Annie told him. As she spoke, she could tell he was listening intently, and every now and then he made a jotting on the pad in front of him. Nice fountain pen, she noticed. A maroon Waterman. Sometimes he frowned, but he didn’t interrupt her once. When she had finished, he paused for a while, then said, “Why did you decide to follow Mr. Armitage from his house that morning?”
“Because I thought his behavior was suspicious, sir. And I was looking for a missing boy.”
“A boy he had already told you was due back that very day.”
“Yes, sir.”
“You didn’t believe him?”
“I suppose not, sir.”
“Why not?”
Annie went over the Armitages’ behavior on the morning in question, the tension she had felt, the brusqueness of their response to her, the haste with which they wanted rid of her. “All I can say, sir,” she said, “is that I found their behavior to be out of sync with what I’d expect from parents who’d discovered that their son was all right and was coming home.”
“All very speculative on your part, DI Cabbot.”
Annie gripped the arms of the chair hard. “I used my judgment, sir. And I stand by it.”
“Hmm.” Red Ron took off his glasses and rubbed his eyes. “It’s a bad business,” he said. “We’ve had the press all over us, and needless to say they’re hot to trot with this idea of a simple kidnapping gone wrong. Add police cock-up to that, and they’d like nothing better.”
“With all due respect, sir, it wasn’t a simple kidnapping.” Annie gave her reasons why, as she had done before with Gristhorpe and Banks.

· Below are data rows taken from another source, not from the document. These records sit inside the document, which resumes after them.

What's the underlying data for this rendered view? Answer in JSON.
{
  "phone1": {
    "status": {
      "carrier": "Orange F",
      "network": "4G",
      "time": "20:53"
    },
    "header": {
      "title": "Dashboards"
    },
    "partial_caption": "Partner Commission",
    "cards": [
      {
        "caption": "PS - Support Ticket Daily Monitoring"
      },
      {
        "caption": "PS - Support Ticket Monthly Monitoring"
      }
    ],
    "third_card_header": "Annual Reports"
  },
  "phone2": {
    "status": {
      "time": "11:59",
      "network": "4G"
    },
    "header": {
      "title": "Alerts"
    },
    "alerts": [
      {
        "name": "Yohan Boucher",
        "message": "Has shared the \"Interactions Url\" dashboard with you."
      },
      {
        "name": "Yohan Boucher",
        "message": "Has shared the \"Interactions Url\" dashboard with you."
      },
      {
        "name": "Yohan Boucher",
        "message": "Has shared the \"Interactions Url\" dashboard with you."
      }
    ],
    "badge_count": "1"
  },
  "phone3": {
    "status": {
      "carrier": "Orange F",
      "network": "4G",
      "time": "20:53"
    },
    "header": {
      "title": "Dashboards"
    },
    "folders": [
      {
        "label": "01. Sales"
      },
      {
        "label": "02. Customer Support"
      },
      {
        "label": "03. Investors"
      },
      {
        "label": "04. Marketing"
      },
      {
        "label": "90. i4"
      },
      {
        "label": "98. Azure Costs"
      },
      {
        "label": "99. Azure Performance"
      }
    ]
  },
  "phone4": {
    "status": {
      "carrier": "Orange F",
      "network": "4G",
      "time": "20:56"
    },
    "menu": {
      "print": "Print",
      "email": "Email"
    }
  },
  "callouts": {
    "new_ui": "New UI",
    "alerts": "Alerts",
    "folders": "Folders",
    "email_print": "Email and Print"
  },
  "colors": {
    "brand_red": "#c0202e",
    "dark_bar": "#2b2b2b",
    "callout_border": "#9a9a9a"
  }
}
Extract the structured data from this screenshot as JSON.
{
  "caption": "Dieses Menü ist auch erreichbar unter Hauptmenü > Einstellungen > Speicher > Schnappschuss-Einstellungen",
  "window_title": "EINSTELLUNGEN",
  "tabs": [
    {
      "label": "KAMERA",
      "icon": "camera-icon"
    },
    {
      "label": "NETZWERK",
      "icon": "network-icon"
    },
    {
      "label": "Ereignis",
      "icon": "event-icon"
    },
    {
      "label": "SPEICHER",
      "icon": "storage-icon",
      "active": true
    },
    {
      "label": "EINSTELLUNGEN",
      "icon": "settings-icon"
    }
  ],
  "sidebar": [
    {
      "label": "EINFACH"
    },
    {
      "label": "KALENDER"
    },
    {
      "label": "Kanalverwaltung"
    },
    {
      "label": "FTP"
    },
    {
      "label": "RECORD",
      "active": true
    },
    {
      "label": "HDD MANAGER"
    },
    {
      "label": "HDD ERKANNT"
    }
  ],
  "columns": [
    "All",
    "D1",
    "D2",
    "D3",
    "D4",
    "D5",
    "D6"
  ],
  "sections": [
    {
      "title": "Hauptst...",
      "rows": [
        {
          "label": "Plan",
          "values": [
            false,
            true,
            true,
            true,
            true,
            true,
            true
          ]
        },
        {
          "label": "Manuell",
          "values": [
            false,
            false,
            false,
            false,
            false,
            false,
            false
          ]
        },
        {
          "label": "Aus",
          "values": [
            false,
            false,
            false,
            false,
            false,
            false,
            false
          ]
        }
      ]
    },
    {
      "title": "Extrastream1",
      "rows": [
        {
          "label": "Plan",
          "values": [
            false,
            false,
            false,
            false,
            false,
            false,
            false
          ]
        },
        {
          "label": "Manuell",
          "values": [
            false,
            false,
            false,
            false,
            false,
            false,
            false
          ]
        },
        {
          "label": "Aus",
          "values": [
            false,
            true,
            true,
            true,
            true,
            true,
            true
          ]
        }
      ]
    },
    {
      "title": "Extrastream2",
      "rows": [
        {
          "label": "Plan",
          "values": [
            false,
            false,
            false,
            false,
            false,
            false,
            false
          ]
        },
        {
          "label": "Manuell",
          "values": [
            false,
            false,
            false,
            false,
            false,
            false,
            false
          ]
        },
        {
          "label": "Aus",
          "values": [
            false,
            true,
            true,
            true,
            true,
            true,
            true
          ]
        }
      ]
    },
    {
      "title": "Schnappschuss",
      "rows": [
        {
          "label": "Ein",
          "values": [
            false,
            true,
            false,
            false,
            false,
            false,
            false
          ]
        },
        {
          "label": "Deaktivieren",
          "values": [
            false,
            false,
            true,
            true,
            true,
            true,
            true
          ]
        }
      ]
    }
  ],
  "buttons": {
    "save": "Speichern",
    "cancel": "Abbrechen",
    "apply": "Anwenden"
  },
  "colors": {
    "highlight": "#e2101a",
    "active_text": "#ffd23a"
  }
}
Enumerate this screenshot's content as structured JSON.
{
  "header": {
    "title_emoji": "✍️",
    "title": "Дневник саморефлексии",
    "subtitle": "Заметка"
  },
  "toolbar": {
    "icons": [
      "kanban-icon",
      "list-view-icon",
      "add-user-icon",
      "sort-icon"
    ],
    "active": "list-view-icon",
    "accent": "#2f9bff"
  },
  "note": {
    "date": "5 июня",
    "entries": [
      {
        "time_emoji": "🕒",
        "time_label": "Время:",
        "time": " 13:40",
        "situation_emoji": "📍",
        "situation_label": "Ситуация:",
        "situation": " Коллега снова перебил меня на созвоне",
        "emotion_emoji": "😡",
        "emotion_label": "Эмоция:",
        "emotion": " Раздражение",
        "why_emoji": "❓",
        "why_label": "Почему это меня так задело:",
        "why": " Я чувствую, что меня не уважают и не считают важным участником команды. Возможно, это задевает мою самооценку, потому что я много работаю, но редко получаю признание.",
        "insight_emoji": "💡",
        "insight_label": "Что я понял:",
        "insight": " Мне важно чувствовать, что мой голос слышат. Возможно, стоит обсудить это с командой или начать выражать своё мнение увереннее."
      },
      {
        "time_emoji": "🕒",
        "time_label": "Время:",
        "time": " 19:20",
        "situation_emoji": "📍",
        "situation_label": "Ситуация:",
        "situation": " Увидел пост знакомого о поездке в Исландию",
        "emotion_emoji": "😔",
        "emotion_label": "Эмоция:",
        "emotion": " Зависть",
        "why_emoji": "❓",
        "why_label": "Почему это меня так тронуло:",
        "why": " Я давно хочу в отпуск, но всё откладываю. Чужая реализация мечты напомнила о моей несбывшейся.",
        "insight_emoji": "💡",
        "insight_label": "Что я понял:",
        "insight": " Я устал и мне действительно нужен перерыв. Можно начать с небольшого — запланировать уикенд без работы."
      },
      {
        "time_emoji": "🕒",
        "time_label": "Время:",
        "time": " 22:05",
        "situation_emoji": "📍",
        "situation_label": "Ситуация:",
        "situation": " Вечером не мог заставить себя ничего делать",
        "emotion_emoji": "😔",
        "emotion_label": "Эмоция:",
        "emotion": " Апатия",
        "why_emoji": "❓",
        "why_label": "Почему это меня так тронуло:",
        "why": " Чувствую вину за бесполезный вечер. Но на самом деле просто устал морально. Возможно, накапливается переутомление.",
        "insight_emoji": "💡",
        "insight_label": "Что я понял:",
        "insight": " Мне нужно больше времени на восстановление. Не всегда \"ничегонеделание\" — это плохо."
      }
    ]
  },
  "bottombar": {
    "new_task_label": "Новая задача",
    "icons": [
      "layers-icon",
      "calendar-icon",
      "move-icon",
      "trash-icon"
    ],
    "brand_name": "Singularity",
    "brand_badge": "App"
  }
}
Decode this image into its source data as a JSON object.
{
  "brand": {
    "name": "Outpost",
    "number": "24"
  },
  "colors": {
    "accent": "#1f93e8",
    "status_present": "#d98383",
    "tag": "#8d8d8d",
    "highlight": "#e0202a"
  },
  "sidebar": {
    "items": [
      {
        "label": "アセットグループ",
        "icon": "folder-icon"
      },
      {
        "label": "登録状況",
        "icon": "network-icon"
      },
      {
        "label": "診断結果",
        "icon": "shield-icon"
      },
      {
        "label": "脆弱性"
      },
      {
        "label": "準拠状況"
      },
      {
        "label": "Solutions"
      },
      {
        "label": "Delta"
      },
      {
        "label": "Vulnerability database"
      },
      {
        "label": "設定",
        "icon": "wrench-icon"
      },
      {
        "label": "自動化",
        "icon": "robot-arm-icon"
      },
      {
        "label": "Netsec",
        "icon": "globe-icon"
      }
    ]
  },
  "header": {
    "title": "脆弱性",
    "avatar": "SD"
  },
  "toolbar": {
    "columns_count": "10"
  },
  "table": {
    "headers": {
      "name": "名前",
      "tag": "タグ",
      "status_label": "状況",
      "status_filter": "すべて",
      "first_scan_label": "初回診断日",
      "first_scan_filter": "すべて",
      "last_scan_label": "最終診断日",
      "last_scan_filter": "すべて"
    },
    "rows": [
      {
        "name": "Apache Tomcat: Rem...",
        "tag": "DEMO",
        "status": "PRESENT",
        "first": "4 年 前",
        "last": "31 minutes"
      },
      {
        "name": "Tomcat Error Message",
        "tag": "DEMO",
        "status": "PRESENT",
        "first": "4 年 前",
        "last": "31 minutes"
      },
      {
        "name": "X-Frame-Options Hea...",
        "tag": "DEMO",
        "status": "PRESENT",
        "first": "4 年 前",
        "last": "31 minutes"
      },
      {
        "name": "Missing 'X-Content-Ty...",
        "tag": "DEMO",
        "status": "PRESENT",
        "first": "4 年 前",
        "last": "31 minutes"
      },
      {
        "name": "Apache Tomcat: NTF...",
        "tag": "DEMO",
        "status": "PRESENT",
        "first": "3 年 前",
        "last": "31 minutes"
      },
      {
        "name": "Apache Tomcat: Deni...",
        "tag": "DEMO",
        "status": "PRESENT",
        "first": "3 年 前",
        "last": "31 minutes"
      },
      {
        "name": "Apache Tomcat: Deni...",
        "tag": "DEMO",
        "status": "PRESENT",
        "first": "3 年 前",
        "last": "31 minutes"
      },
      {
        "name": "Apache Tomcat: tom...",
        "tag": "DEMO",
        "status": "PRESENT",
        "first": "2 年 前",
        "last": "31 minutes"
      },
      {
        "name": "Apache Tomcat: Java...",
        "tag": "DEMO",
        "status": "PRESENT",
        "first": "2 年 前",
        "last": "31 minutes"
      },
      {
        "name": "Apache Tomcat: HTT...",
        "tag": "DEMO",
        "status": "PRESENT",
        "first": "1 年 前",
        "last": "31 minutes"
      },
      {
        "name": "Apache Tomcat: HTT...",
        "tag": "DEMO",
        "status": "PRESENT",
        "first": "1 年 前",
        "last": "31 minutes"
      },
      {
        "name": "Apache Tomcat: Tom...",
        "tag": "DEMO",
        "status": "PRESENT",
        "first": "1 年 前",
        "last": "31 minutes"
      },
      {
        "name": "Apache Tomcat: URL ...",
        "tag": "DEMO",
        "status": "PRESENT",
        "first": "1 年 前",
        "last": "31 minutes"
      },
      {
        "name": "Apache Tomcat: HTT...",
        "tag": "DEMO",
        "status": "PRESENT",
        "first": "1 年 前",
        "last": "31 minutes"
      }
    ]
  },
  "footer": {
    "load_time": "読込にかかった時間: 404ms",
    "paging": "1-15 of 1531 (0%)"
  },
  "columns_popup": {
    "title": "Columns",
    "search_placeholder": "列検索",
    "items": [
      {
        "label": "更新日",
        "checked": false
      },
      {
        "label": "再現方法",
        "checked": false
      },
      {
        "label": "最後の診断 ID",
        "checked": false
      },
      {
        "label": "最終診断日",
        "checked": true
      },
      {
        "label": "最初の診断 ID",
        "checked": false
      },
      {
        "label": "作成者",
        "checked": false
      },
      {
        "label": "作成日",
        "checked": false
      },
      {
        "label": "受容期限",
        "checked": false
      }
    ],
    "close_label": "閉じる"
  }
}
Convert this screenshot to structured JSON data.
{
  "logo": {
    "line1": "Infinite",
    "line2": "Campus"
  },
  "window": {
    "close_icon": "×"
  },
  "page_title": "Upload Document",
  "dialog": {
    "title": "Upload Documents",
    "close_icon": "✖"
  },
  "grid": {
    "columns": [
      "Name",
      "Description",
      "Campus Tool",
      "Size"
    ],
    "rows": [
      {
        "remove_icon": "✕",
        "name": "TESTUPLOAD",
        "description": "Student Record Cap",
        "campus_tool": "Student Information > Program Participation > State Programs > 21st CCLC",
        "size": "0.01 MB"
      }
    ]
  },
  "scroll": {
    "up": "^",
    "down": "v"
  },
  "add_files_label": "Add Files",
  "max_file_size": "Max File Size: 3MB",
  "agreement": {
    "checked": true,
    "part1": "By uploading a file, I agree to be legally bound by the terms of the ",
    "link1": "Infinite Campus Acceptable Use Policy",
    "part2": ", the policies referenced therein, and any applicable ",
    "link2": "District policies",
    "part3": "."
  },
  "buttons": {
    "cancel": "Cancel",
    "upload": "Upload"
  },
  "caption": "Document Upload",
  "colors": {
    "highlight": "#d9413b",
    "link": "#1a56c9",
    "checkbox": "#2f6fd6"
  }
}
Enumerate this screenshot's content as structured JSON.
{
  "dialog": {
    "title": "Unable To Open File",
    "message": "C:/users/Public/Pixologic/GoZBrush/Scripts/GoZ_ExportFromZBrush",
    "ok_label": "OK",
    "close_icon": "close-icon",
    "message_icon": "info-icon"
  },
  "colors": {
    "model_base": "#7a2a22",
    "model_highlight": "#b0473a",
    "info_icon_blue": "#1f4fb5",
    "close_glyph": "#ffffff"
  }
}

Red Ron stroked his chin as he listened, plucking at his upper lip as if he still expected to feel the mustache. When she had finished, he asked, as she had hoped he wouldn’t, “Didn’t it cross your mind just for one moment that the kidnapper might have been watching Mr. Armitage make the drop?”
“I… er…”
“You didn’t think of it, did you?”
“I wanted to know what he’d left there.”
“DI Cabbot. Use your intelligence. A man’s stepson is missing. He’s edgy and anxious to be somewhere, annoyed that the police are on his doorstep. You follow him and see him enter a disused shepherd’s shelter with a briefcase and come out without it. What do you surmise?”
Annie felt herself flush with anger at the rightness of his logic. “When you put it like that, sir,” she said through gritted teeth, “I suppose it’s clear he’s paying a ransom. But things don’t always seem so clear cut in the field.”
“You’ve no need to tell me what it’s like in the field, DI Cabbot. I might be an administrator now, but I wasn’t always behind this desk. I’ve served my time in the field. I’ve seen things that would make your hair curl.”
“Then I’m sure you’ll understand what I’m saying.” Was that a half-smile Annie spotted fleeting across Red Ron’s features? Surely not.
He went on, “The point remains that you must have known the risk of being seen by the kidnapper was extremely high, especially as you were in open countryside, and that for whatever reason you disregarded that risk and went into the shelter anyway. And now the boy’s dead.”
“There’s some indication that Luke Armitage might have been killed even before his stepfather delivered the money.”
“That would be a piece of luck for you, wouldn’t it?”
“That’s not fair, sir. I needed to know what was in the briefcase.”